Depuis 7 ans et l’arrivée d’E. Macron au pouvoir, la France subit une accélération féroce de ces réformes néolibérales auxquelles s’ajoutent, face à la montée des oppositions institutionnelles et populaires, un autoritarisme et une violence d’État. Chacun·e se souviendra des gilets jaunes, des soignant·es, de nos jeunes, des militant·es écologistes… matraqué·es, éborgné·es, humilié·es, criminalisé·es. Chacun·e se souviendra des 49.3 à la pelle, des passages en force et d’un Parlement méprisé…

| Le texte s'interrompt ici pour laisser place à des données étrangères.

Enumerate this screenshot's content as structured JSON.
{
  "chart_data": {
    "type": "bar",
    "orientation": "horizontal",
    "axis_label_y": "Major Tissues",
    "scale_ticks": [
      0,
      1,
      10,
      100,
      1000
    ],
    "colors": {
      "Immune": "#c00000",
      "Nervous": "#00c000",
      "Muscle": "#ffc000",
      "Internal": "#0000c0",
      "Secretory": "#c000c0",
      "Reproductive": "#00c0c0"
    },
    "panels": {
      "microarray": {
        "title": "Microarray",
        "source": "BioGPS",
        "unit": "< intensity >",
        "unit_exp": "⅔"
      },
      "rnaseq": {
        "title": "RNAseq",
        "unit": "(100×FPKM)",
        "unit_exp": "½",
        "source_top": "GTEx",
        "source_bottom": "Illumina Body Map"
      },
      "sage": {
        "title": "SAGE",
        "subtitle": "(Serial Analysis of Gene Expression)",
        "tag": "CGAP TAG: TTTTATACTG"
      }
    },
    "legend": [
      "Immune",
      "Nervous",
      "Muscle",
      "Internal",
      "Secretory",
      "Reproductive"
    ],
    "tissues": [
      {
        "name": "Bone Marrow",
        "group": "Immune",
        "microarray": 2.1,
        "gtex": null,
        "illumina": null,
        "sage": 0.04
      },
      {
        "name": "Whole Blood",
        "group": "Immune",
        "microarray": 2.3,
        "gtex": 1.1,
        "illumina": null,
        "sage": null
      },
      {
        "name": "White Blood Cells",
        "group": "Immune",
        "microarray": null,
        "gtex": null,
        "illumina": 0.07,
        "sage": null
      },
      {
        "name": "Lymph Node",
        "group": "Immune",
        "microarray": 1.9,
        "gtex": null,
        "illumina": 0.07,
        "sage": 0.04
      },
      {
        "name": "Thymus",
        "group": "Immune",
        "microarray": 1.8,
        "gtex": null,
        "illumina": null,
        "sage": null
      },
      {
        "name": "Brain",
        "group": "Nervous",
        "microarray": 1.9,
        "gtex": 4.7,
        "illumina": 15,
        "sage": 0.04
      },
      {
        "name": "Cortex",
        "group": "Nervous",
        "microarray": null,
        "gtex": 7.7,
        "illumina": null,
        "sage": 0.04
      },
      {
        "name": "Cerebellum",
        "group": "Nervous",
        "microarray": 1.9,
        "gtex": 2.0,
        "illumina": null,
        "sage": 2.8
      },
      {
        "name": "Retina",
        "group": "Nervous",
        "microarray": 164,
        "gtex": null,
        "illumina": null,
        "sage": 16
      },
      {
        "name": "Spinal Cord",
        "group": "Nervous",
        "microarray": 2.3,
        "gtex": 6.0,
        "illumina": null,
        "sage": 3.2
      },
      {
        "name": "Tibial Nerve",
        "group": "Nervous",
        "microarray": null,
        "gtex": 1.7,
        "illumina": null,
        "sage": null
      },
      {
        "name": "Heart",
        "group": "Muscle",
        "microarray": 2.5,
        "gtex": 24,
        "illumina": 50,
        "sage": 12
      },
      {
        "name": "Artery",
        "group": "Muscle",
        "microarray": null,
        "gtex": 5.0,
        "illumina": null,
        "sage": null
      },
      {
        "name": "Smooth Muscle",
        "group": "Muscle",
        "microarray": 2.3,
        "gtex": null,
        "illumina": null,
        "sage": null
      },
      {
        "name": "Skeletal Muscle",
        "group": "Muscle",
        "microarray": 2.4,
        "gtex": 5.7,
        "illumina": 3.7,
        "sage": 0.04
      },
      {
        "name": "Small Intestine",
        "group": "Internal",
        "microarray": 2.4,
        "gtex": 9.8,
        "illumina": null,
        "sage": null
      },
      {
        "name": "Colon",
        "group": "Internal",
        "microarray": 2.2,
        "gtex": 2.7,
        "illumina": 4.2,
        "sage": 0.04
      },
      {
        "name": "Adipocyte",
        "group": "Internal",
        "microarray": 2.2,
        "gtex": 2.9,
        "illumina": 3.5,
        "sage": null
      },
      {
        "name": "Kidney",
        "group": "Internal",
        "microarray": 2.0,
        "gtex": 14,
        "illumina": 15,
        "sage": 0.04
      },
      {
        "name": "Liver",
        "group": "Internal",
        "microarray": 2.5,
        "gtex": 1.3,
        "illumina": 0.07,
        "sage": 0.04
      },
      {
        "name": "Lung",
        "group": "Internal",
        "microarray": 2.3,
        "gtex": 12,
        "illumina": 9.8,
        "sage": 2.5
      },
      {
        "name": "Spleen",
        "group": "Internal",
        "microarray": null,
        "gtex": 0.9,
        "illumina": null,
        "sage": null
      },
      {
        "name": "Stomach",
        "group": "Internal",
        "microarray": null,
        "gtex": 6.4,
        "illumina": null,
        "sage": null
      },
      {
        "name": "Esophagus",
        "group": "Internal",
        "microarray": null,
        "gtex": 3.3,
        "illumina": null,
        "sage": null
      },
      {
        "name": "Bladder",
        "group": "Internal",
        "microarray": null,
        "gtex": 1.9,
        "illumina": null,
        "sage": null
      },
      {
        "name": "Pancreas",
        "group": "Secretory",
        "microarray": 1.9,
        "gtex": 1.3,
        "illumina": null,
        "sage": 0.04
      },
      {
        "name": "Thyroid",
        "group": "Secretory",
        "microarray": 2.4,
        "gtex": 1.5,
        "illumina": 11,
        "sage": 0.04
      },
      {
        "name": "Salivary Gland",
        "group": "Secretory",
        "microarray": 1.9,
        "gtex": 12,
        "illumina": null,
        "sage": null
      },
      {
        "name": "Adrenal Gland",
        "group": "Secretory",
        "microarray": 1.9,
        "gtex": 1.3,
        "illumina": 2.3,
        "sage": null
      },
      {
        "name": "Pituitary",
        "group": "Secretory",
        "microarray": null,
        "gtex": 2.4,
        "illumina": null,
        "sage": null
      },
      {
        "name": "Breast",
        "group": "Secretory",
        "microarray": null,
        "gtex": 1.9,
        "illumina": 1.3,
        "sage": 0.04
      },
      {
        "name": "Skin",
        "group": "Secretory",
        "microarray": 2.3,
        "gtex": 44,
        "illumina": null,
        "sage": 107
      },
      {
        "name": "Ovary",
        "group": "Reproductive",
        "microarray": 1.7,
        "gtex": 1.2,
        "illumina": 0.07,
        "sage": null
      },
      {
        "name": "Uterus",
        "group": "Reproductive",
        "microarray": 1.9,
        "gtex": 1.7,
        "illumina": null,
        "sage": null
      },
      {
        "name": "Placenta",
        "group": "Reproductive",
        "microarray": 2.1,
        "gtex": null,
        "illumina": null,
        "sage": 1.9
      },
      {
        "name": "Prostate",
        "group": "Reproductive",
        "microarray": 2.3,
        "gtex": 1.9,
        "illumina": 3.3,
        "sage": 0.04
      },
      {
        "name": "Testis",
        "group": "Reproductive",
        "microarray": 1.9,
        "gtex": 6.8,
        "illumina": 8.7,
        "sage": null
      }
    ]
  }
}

 E. Macron est le président de la République qui aura semé le chaos en France 


À l’heure où j’écris ces lignes et alors même que les Français·es viennent de lui infliger une double défaite électorale, E. Macron refuse de céder le pouvoir, plongeant encore un peu plus le pays dans une crise de régime sérieuse et inquiétante. En refusant de nommer comme Première ministre la candidate désignée par le Nouveau Front populaire, Lucie Castets, alors même que la tradition républicaine l’y oblige, il nous enfonce encore un peu plus dans le chaos.


Une situation de crise totale où plus rien ne vient purger les blocages. Même plus le résultat d’une élection.


Il va nous falloir toute la force, la détermination et la mobilisation de toutes celleux qui ont accordé une majorité au Nouveau Front populaire pour faire plier ce Président forcené, qui après avoir brutalisé le pays, brutalisé le Parlement et notre démocratie, tente aujourd’hui d’effacer le résultat d’un vote. Rien de moins que ça ! La République ne lui appartient pas, elle est nôtre !


Car l’enjeu est immense. Le Nouveau Front populaire doit gouverner et appliquer son programme pour répondre aux aspirations légitimes de vie meilleure et à l’espoir immense qu’il a suscité dans le pays. Ce 7 juillet n’est qu’un sursis face à la montée de l’extrême droite dans le pays, prospérant sur les espoirs déçus et le sentiment que rien ne changera.


Nous voici au pied du mur. Le point de bascule doit être celui qui nous mène vers la lumière. Pour cela au changement de cap politique, il nous faudra aussi engager un changement de cap institutionnel avec une 6ème République.